# gammarus



## tao (Jun 15, 2005)

Has anyone tried tossing gammarus in their tank? If so did they eat the live plants. Supposedly, they eat dying leaves, but I dont know if I actually want them in the tank. They are food for my E. okefenokee, and I thought a live population of them in the tank might be a good idea.


----------



## stepheus (Jun 13, 2006)

Aquatic life Freshwater Shrimps - Gammarus

http://fins.actwin.com/live-foods/month.9904/msg00006.html

just went thru the internet. i read they eat plants. but you should most prob wait for a experienced owner to answer you on this. apparently, breeding is easy too. good luck.


----------



## dhavoc (Mar 17, 2006)

if you have predators they are not a problem. they inhabit all of my tanks, though not by choice as they are the almost impossible to keep out of a new tank if you dont bleach everything new, it only takes a couple of fry to start a new batch. that said, if you have mosses and like them, watch out, these guys are like locusts in large numbers, and in the absence of predators, will clean mosses to the stem in days if they dont have other foods they like more. dont seem to mess with my other plants at all though. i catch the excess in my crs tank to feed my dwarf puffer in another tank, he loves them and doesnt bother the RCS there at all as long as i keep supplying them. if you want to breed for food, i would setup an extra tank or bucket with mosses and floaters and just let them do their thing, you will have more than enough food in no time.


----------



## iris600 (Feb 12, 2004)

Hrm., I think it depends on the species of gammarus.

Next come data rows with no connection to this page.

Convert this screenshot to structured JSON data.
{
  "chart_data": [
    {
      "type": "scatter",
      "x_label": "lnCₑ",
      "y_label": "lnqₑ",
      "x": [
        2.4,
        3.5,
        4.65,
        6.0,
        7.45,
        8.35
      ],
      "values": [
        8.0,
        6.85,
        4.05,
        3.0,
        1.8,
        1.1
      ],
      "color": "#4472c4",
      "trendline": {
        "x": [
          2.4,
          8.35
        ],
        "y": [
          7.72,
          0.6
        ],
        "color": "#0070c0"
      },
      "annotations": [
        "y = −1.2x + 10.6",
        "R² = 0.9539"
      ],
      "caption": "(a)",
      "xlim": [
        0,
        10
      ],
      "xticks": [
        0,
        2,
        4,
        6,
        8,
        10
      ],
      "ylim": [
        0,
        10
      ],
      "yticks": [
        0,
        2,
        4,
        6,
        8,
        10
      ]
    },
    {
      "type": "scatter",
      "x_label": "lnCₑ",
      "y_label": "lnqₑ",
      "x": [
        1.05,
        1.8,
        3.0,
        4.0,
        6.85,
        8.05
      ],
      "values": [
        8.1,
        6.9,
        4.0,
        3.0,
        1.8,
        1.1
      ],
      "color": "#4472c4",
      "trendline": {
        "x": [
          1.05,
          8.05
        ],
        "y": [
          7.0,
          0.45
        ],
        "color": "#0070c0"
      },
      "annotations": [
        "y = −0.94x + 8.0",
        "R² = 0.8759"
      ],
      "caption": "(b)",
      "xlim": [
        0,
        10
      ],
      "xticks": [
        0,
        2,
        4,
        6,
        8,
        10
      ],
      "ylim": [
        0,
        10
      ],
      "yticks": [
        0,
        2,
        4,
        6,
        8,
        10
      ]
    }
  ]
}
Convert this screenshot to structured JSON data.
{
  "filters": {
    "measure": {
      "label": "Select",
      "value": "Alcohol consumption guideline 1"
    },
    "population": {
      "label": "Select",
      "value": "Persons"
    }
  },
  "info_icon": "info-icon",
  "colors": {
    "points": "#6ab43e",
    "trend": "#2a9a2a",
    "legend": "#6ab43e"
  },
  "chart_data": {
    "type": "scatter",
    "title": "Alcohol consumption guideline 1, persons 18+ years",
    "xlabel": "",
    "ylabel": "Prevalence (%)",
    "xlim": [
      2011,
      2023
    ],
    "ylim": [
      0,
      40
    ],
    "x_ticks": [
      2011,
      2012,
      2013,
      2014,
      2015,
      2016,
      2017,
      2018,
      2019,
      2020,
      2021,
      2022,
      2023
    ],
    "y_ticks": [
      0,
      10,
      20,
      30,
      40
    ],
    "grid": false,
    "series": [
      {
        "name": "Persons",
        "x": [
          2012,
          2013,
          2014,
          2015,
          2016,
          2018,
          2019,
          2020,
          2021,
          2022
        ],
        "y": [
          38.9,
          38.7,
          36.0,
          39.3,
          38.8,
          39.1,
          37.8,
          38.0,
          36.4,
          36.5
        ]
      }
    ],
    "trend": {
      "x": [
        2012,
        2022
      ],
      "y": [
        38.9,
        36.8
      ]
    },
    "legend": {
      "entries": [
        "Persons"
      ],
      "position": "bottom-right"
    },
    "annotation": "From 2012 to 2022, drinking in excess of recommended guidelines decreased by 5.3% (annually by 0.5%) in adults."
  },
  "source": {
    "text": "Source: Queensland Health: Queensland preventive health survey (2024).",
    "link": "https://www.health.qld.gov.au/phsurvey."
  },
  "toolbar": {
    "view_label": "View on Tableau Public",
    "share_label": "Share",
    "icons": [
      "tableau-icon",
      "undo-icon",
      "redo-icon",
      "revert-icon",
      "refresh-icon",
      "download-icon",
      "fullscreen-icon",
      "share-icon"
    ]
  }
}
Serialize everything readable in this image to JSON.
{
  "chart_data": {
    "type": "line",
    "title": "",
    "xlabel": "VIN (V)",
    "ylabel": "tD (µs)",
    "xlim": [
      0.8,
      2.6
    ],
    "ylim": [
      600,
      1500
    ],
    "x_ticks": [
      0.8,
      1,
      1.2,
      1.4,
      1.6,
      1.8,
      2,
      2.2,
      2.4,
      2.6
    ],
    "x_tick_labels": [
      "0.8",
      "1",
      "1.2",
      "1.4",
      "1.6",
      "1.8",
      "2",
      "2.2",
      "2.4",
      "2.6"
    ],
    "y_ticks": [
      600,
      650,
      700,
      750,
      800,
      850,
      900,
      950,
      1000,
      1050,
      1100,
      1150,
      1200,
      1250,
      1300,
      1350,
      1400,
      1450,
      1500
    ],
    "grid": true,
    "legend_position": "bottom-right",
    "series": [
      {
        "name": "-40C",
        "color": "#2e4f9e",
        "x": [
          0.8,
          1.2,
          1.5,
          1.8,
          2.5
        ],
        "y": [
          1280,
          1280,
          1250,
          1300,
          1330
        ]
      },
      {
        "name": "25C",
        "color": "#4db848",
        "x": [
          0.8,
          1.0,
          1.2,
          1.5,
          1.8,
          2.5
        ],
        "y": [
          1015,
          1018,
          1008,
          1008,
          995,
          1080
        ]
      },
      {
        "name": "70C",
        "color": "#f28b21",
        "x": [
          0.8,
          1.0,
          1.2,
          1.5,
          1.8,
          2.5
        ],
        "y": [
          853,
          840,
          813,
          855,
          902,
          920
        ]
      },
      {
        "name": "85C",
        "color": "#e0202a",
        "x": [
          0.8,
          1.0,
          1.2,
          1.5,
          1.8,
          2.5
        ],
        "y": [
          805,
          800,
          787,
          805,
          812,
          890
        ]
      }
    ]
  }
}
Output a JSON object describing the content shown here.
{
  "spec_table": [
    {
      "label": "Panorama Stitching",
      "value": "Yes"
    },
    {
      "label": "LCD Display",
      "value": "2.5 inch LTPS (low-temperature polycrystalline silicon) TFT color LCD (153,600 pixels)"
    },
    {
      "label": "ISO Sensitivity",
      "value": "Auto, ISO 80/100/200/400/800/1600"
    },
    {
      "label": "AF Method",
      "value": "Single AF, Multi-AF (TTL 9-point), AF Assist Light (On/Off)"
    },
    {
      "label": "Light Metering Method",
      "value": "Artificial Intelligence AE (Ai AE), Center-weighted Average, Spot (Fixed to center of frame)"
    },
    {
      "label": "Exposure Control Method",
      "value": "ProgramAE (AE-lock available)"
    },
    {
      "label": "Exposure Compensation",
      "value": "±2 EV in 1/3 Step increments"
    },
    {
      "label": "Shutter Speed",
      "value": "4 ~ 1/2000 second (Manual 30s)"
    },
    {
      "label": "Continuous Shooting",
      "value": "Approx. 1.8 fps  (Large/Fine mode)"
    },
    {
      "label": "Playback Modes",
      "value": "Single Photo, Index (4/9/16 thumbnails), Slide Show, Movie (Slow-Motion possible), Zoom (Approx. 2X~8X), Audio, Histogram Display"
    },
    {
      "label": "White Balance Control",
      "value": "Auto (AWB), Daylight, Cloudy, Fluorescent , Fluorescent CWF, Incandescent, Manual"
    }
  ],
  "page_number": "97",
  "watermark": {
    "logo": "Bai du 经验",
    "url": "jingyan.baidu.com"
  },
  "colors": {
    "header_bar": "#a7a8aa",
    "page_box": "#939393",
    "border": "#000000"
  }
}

I collected some that live in the outlet of a local spring. The spring never freezes but is always ice-cold, even in summer. I have managed to get the culture going while the weather is cool, but never in high numbers. Once the weather warms up they crash! 
I have found that as long as you have a fish in the tank, the numbers never get large. Even guppies will tackle the wee ones, and will, in fact, spend most of the day hunting for them.


----------



## Steven_Chong (Mar 17, 2005)

I've had them many times before, but I never found them problematic or hardy. They always seem to disappear after the first month . . . fish gobble 'em up, and the wild cherries I keep seem to out-compete them for food.


----------



## iris600 (Feb 12, 2004)

I have mine in a tank with a pair of cool-water loving sailfin goodieds (G. multiradiatus). The goodieds can only eat the wee ones, as they are a small goodied species, and the adults are loving the cool temps and the plentiful moss. I see them zooming around the tank picking up uneaten morsels of food.


----------